I have soured on the discount retailer recently, given its support for ObamaCare, but it'll always have a soft spot in my heart for its refusal to be cowed by the predatory unions of this country that basically price honest, but low-skilled, workers out of a job.
Nowhere are those jobs more needed than the inner city, where, thanks again to our teacher union friends, schoolchildren have abysmally high drop out rates and effectively zero prospects for upper mobility now that they are out of school.
Jesse Jackson Sr. attacked Wal-Mart before a City Council meeting in May, 2004. Here's how Arkansas Democrat-Gazette described his comments. The emphasis is mine.

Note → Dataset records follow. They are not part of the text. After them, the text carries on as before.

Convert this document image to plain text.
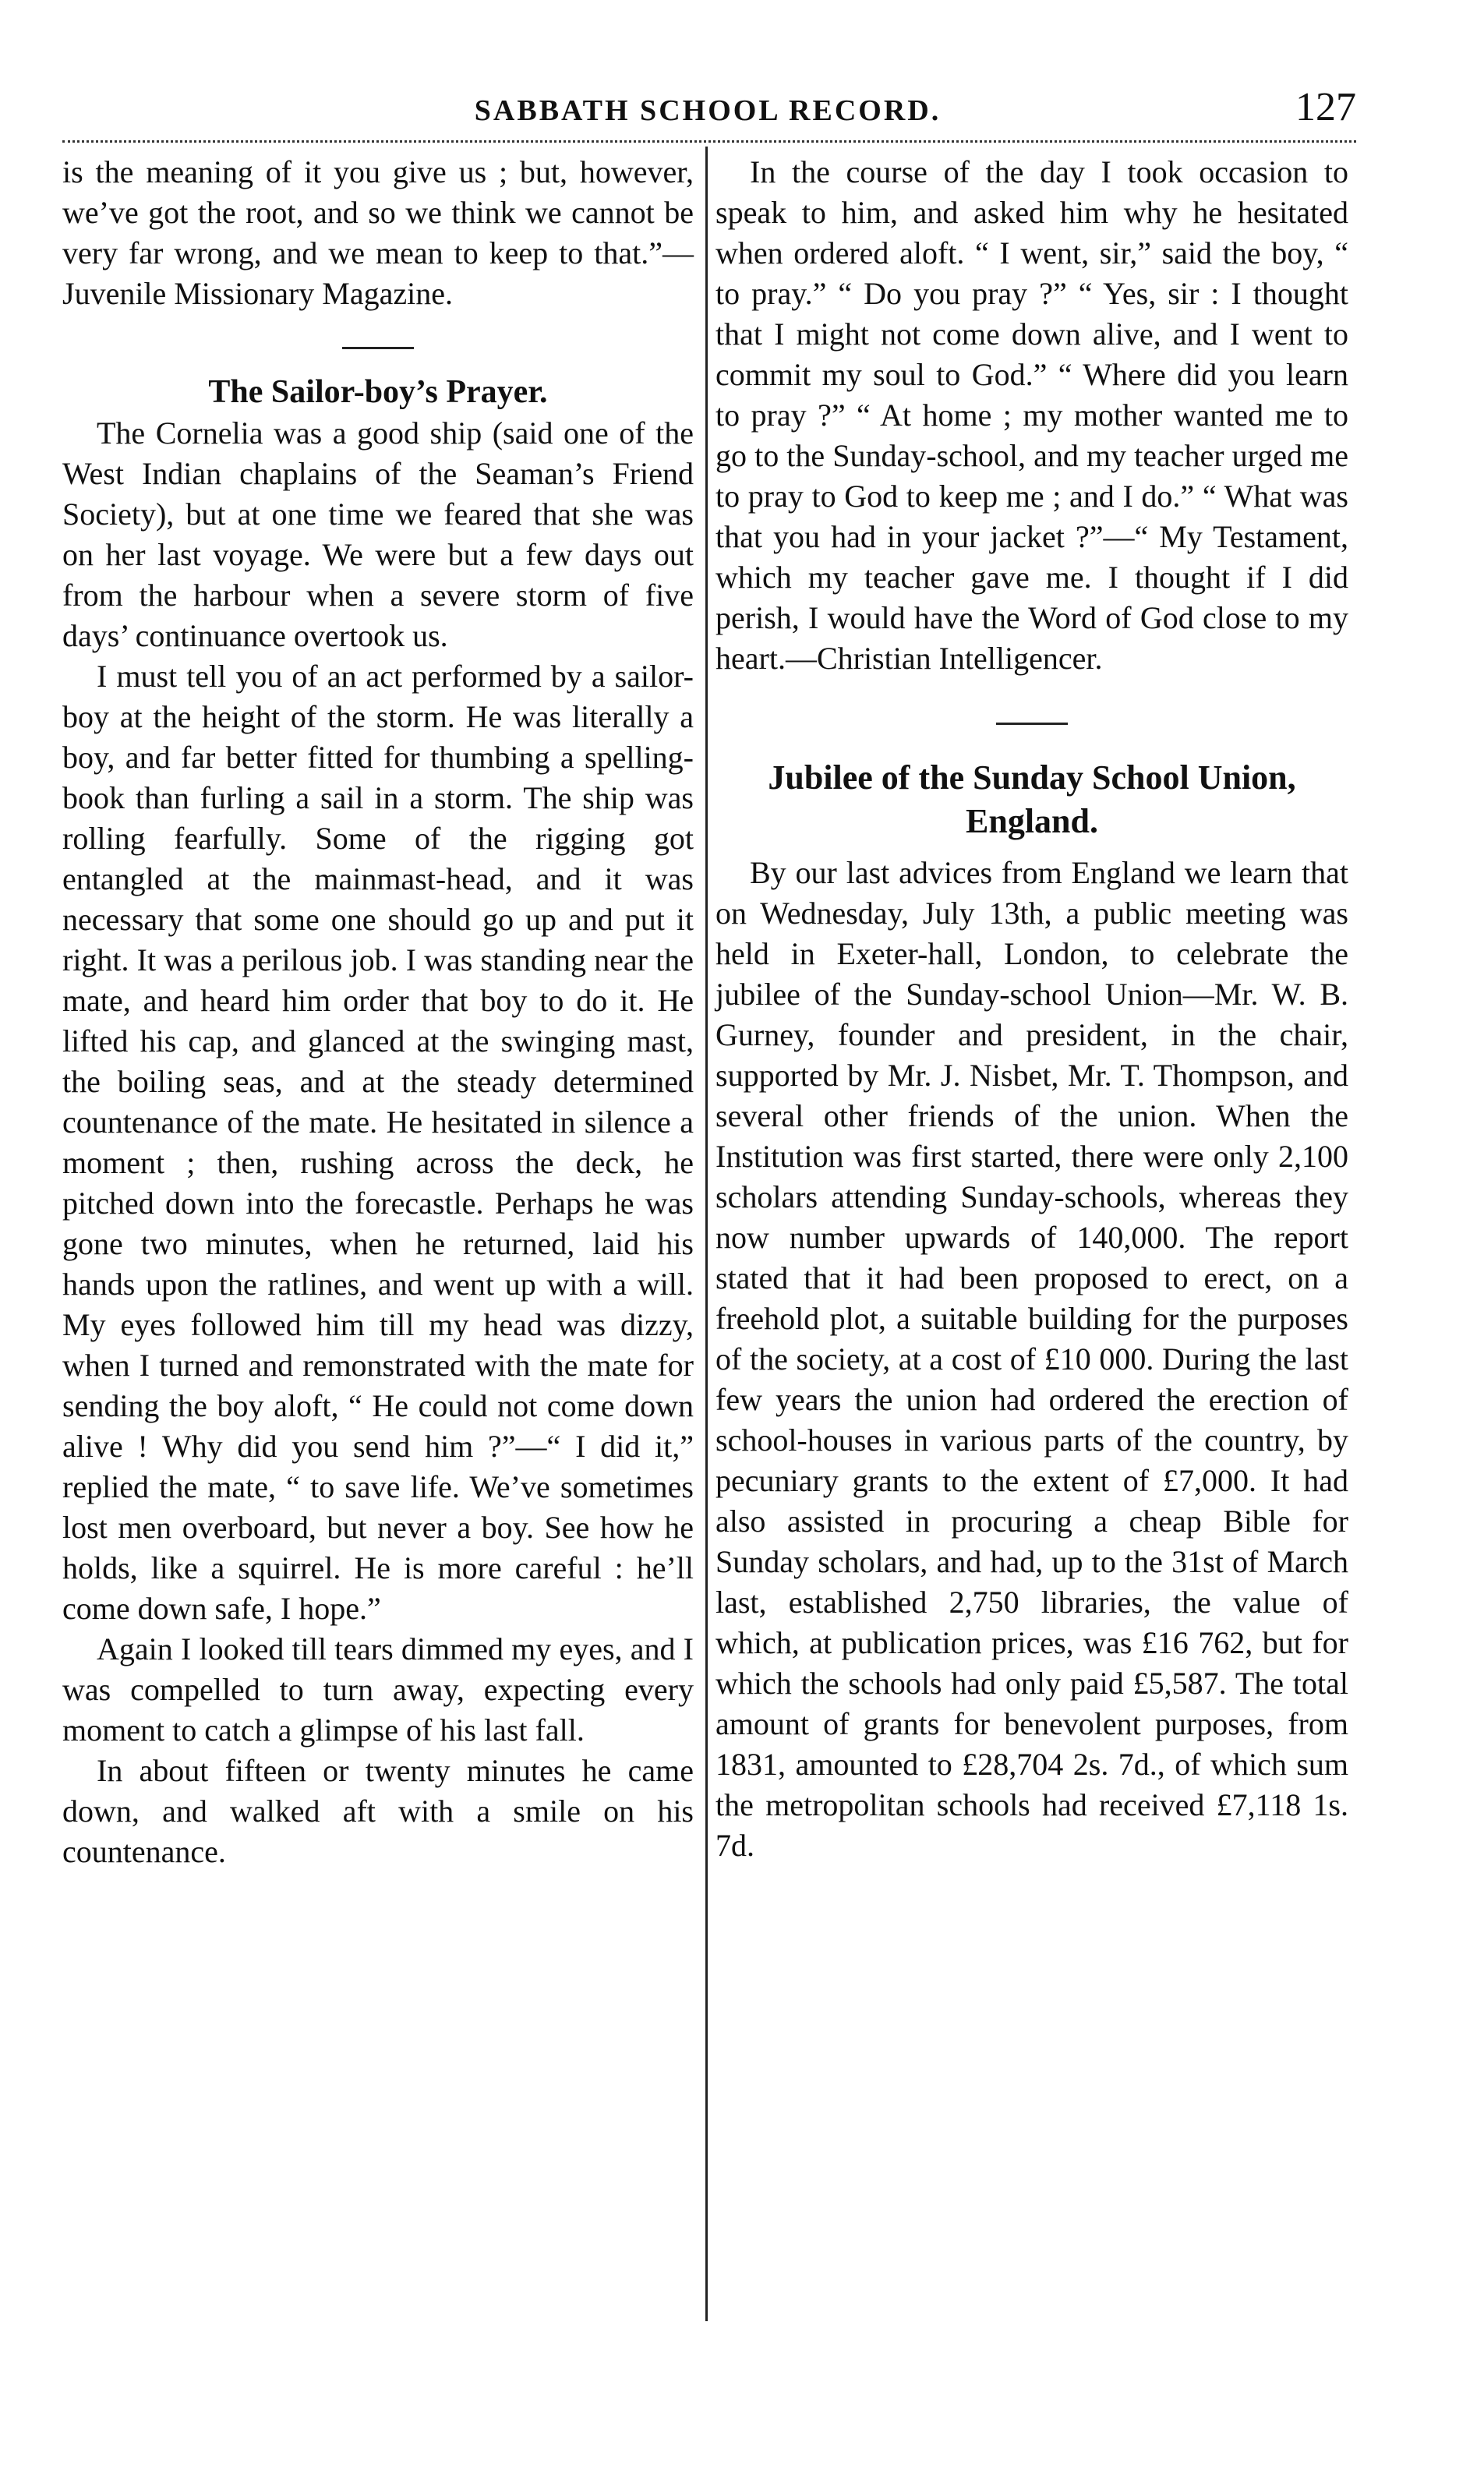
SABBATH SCHOOL RECORD.	127

is the meaning of it you give us ; but, however, we’ve got the root, and so we think we cannot be very far wrong, and we mean to keep to that.”—Juvenile Missionary Magazine.

The Sailor-boy’s Prayer.

The Cornelia was a good ship (said one of the West Indian chaplains of the Seaman’s Friend Society), but at one time we feared that she was on her last voyage. We were but a few days out from the harbour when a severe storm of five days’ continuance overtook us.

I must tell you of an act performed by a sailor-boy at the height of the storm. He was literally a boy, and far better fitted for thumbing a spelling-book than furling a sail in a storm. The ship was rolling fearfully. Some of the rigging got entangled at the mainmast-head, and it was necessary that some one should go up and put it right. It was a perilous job. I was standing near the mate, and heard him order that boy to do it. He lifted his cap, and glanced at the swinging mast, the boiling seas, and at the steady determined countenance of the mate. He hesitated in silence a moment ; then, rushing across the deck, he pitched down into the forecastle. Perhaps he was gone two minutes, when he returned, laid his hands upon the ratlines, and went up with a will. My eyes followed him till my head was dizzy, when I turned and remonstrated with the mate for sending the boy aloft, “ He could not come down alive ! Why did you send him ?”—“ I did it,” replied the mate, “ to save life. We’ve sometimes lost men overboard, but never a boy. See how he holds, like a squirrel. He is more careful : he’ll come down safe, I hope.”

Again I looked till tears dimmed my eyes, and I was compelled to turn away, expecting every moment to catch a glimpse of his last fall.

In about fifteen or twenty minutes he came down, and walked aft with a smile on his countenance.

In the course of the day I took occasion to speak to him, and asked him why he hesitated when ordered aloft. “ I went, sir,” said the boy, “ to pray.” “ Do you pray ?” “ Yes, sir : I thought that I might not come down alive, and I went to commit my soul to God.” “ Where did you learn to pray ?” “ At home ; my mother wanted me to go to the Sunday-school, and my teacher urged me to pray to God to keep me ; and I do.” “ What was that you had in your jacket ?”—“ My Testament, which my teacher gave me. I thought if I did perish, I would have the Word of God close to my heart.—Christian Intelligencer.

Jubilee of the Sunday School Union,
England.

By our last advices from England we learn that on Wednesday, July 13th, a public meeting was held in Exeter-hall, London, to celebrate the jubilee of the Sunday-school Union—Mr. W. B. Gurney, founder and president, in the chair, supported by Mr. J. Nisbet, Mr. T. Thompson, and several other friends of the union. When the Institution was first started, there were only 2,100 scholars attending Sunday-schools, whereas they now number upwards of 140,000. The report stated that it had been proposed to erect, on a freehold plot, a suitable building for the purposes of the society, at a cost of £10 000. During the last few years the union had ordered the erection of school-houses in various parts of the country, by pecuniary grants to the extent of £7,000. It had also assisted in procuring a cheap Bible for Sunday scholars, and had, up to the 31st of March last, established 2,750 libraries, the value of which, at publication prices, was £16 762, but for which the schools had only paid £5,587. The total amount of grants for benevolent purposes, from 1831, amounted to £28,704 2s. 7d., of which sum the metropolitan schools had received £7,118 1s. 7d.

Noting "numerous lawsuits have been filed against the retail giant by people of color," Jackson in a statement called Wal-Mart "a Confederate economic Trojan horse. On the outside it looks like a show horse. But open it up and what do you see: jobs at welfare-level wages; jobs without health-care benefits ... and jobs without the right to organize."
Huh. I think comparing Wal-Mart to well, the confederates, is going a bit far. You know, the people who actually enslaved other people and made it, in Vice President Alexander Stephens phrase, "the cornerstone" of their government? Those guys.
Something tells me that no one holds a gun to the heads of those Wal-Mart greeters. Perhaps that's why the union basically abandoned a fight over the expansion of Wal-Mart in Chicago. It only took them five years.